De kerstman zat rechtop in zijn stoel en keek beduusd de kamer rond. Hij moest lang geslapen hebben. Het was vijf over negen ‘s avonds. Blijkbaar hadden de elfen hem ook niet nodig gehad om speelgoed na te kijken op gebreken.

Hij had naar gedroomd. Een droom waarin hij gemeen werd, gemener dan ooit. In de droom schreef hij de kinderen terug. Hij schreef dat hij het helemaal niet erg vond dat konijn Pippie gestorven was. Lekker voor in de pan. Je kon gewon weer een nieuw konijn kopen. Gepest worden was ook niet erg, je moest het toch een keer meegemaakt hebben. Hij zette er zelfs wat smileys bij. Wat vreselijk gemeen allemaal! Gelukkig was het maar een droom.
Kerstman Pol zuchtte diep, stond op uit zijn stoel en rekte even zijn rug. Tot zijn verbazing zag hij een stapel brieven liggen op het bureau. Netjes dichtgeplakt en klaar voor verzenden. Vreemd… Had hij dan toch…
Nee, de brieven had hij gelezen en de kinderen had hij netjes teruggeschreven, voordat hij ging slapen. Zo moest het gebeurd zijn. De kerstman zuchtte, hij kon het zich niet meer herinneren.

Opeens hoorde de kerstman een luid kabaal vanuit de gang. Het was Sjaak, de assistent van de kerstman. Sjaak stond altijd voor hem klaar en zorgde voor alle karweitjes als de kerstman even niet op de Noordpool was. Sjaak had als bijnaam Dicht-Maar-Raak. Hij rijmde altijd als hij begon te praten. Het was erg uniek. Het bracht de kerstman snel in een goed humeur. Dat had hij soms eens nodig.

Sjaak stormde binnen…
“Uw vrouw vertelde mij dat u wat bedroefd was, misschien komt mijn komst dan goed van pas.”
“Nee hoor, Sjaak. Je kunt verder gaan met je werk.” De kerstman gebaarde met zijn hand dat Sjaak weg kon gaan. “Maar wacht nog even! Ik heb de brieven klaar. Je kunt ze verzenden. Zeg tegen mijn vrouw dat ik wat langer op mijn kamer blijf. Ik ga tegen twaalf uur naar bed,” sprak de kerstman Pol op boze toon.
“Maar kerstman, zo heb ik u nog nooit gehoord, het spijt me dat ik u heb gestoord.”
Sjaak nam de brieven mee. Hij sloot de deur zachtjes en liep naar de postkamer.

~~ Later in de keuken… ~~

“Nou mevrouw, er was beslist iets aan de hand, hij wuifde me zo aan de kant.”
De kerstvrouw gaf Sjaak een zacht kneepje in zijn arm.
“Zijn dienstplicht zit er op dit jaar. De kerstman heeft moeite met afscheid nemen van alle kinderen op de wereld en van jou en de elfen. We komen er wel uit. Samen vinden we een goede opvolger.”
“Laten we dan hopen dat zijn humeur beter wordt en er zich snel een opvolger in deze wereld stort.”

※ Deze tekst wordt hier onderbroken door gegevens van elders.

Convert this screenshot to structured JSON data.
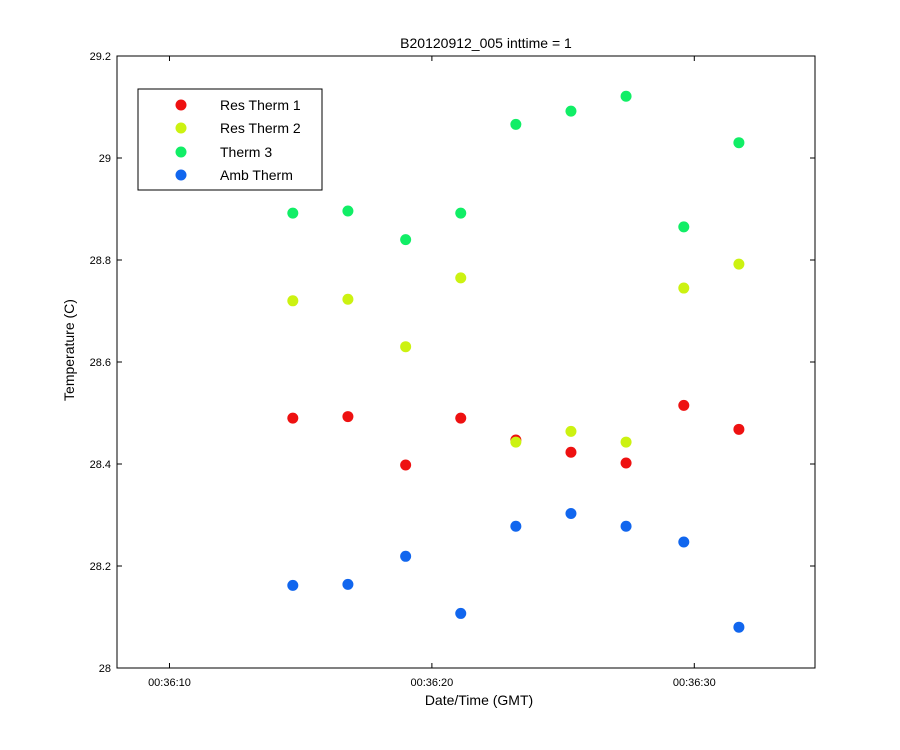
{
  "chart_data": {
    "type": "scatter",
    "title": "B20120912_005 inttime = 1",
    "xlabel": "Date/Time (GMT)",
    "ylabel": "Temperature (C)",
    "xlim": [
      "00:36:08",
      "00:36:34.6"
    ],
    "ylim": [
      28,
      29.2
    ],
    "xticks": [
      "00:36:10",
      "00:36:20",
      "00:36:30"
    ],
    "yticks": [
      "28",
      "28.2",
      "28.4",
      "28.6",
      "28.8",
      "29",
      "29.2"
    ],
    "grid": false,
    "legend_position": "top-left",
    "x": [
      "00:36:14.7",
      "00:36:16.8",
      "00:36:19.0",
      "00:36:21.1",
      "00:36:23.2",
      "00:36:25.3",
      "00:36:27.4",
      "00:36:29.6",
      "00:36:31.7"
    ],
    "series": [
      {
        "name": "Res Therm 1",
        "color": "#ee1111",
        "values": [
          28.49,
          28.493,
          28.398,
          28.49,
          28.447,
          28.423,
          28.402,
          28.515,
          28.468
        ]
      },
      {
        "name": "Res Therm 2",
        "color": "#ccf211",
        "values": [
          28.72,
          28.723,
          28.63,
          28.765,
          28.443,
          28.464,
          28.443,
          28.745,
          28.792
        ]
      },
      {
        "name": "Therm 3",
        "color": "#11ee66",
        "values": [
          28.892,
          28.896,
          28.84,
          28.892,
          29.066,
          29.092,
          29.121,
          28.865,
          29.03
        ]
      },
      {
        "name": "Amb Therm",
        "color": "#1166ee",
        "values": [
          28.162,
          28.164,
          28.219,
          28.107,
          28.278,
          28.303,
          28.278,
          28.247,
          28.08
        ]
      }
    ]
  }
}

Er ging een dag voorbij. En toen… Was iedereen in rep en roer! De brieven die de kerstman had geschreven aan de kinderen waren teruggestuurd, allemaal! Er waren overal in de wereld boze papa’s en mama’s. De brieven waren gemeen. Zo kon je geen kind behandelen! Ze eisten een verklaring. De wereld was boos.
De kerstman had het dus toch niet gedroomd. Dit was een complete ramp. Hoe moest hij het weer recht krijgen?

Lees verder in deel 2!

Reageer!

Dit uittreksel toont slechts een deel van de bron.